Use of Non-Type Specific Components

Refer to the compatibility chart (on back cover of printed booklet).

ABO: In some circumstances it may be necessary to provide blood components that are not of the same ABO or Rh type as the patient. A common example of such a situation is the group AB patient who is given group A Red Blood Cells.

Rh: Rh positive blood may be supplied to an Rh negative patient with an immediate need for massive transfusion when sufficient Rh negative units are not available or when crossmatched or HLA matched single donor platelets are required. In such a setting, the risk of sensitization is outweighed by the need for blood.
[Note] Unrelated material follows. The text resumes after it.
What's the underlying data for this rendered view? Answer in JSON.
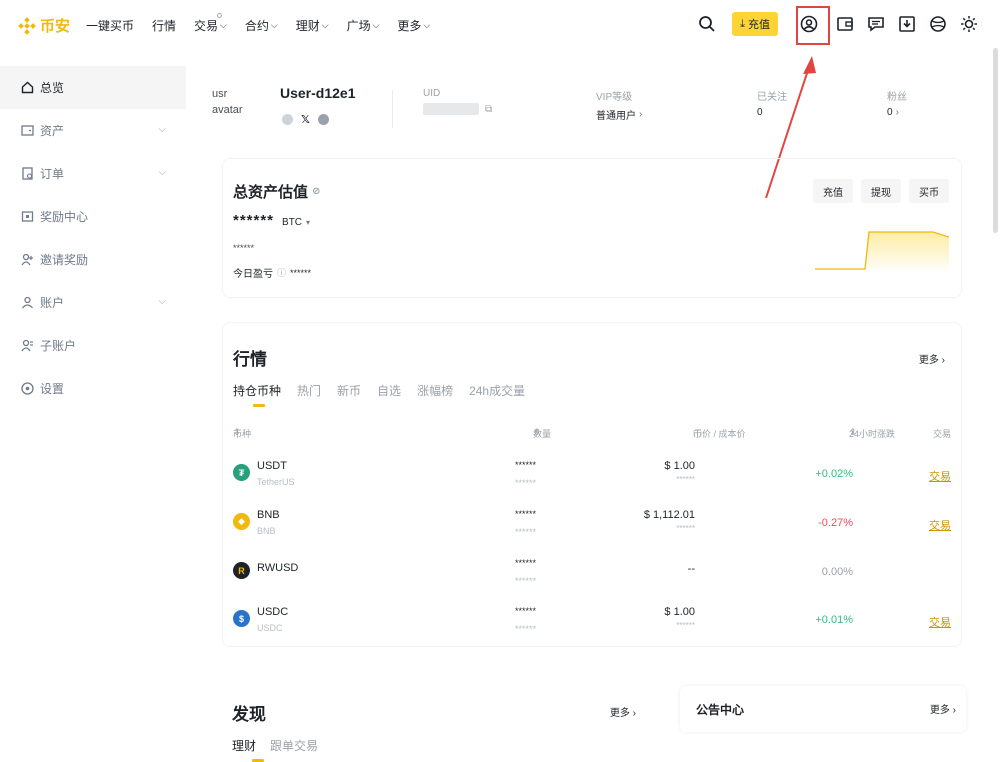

The Medical Director of the Blood Bank will review transfusions of Rh Positive components to Rh Negative patients  and will notify the patient's physician should Rh Immune Globulin be indicated.

Ordering Components

Orders may be submitted

  • in CareLink,

 

  • on a paper requisition sent via pneumatic tube or hand carried to the Blood Bank,
  • faxed to the Blood Bank (6-6854),
  • or ordered on "e-mail form".
  • If blood is needed urgently, call the blood bank (6-6888) and indicate the nature of the emergency. Request emergency release of blood components if blood products are needed before compatibility testing can be completed.

Written orders are required for routine orders. Emergency requests or add on requests from the operating room initiated by telephone must be followed up with a documented order.

To place an order to prepare components, provide the Blood Bank staff with the following information on a paper or electronic form:

  • name and hospital registration number of the patient
  • component and quantity required
  • special requirements
  • name or number of the ordering physician
  • anticipated time of transfusion
  • location of the patient

If blood is needed urgently, call the blood bank and indicate the nature of the emergency. Request emergency release of blood components if blood products are needed before compatibility testing can be completed.

SPECIAL CONSIDERATION FOR TRANSFUSION OF INFANTS LESS THAN 4 MONTHS OLD

  • Samples for pretransfusion testing should be collected in syringes and transferred into 6 mL pink top tube half filling the container. A minimum of 2.0 mL of blood is required.
  • After the initial determination of ABO, Rh type and screening for unexpected blood group antibodies, it is not necessary to repeat these tests before the transfusion of most infants less than 4 months old. Consult with Blood Bank personnel before collecting additional samples from infants less than 4 months old.
  • Due to the special needs of newborns, the Blood Bank provides partial units of Red Blood Cells and plasma in bags and syringes as well as single units of platelets prepared in syringes.
  • When ordering components for these patients, indicate the volume to be transfused.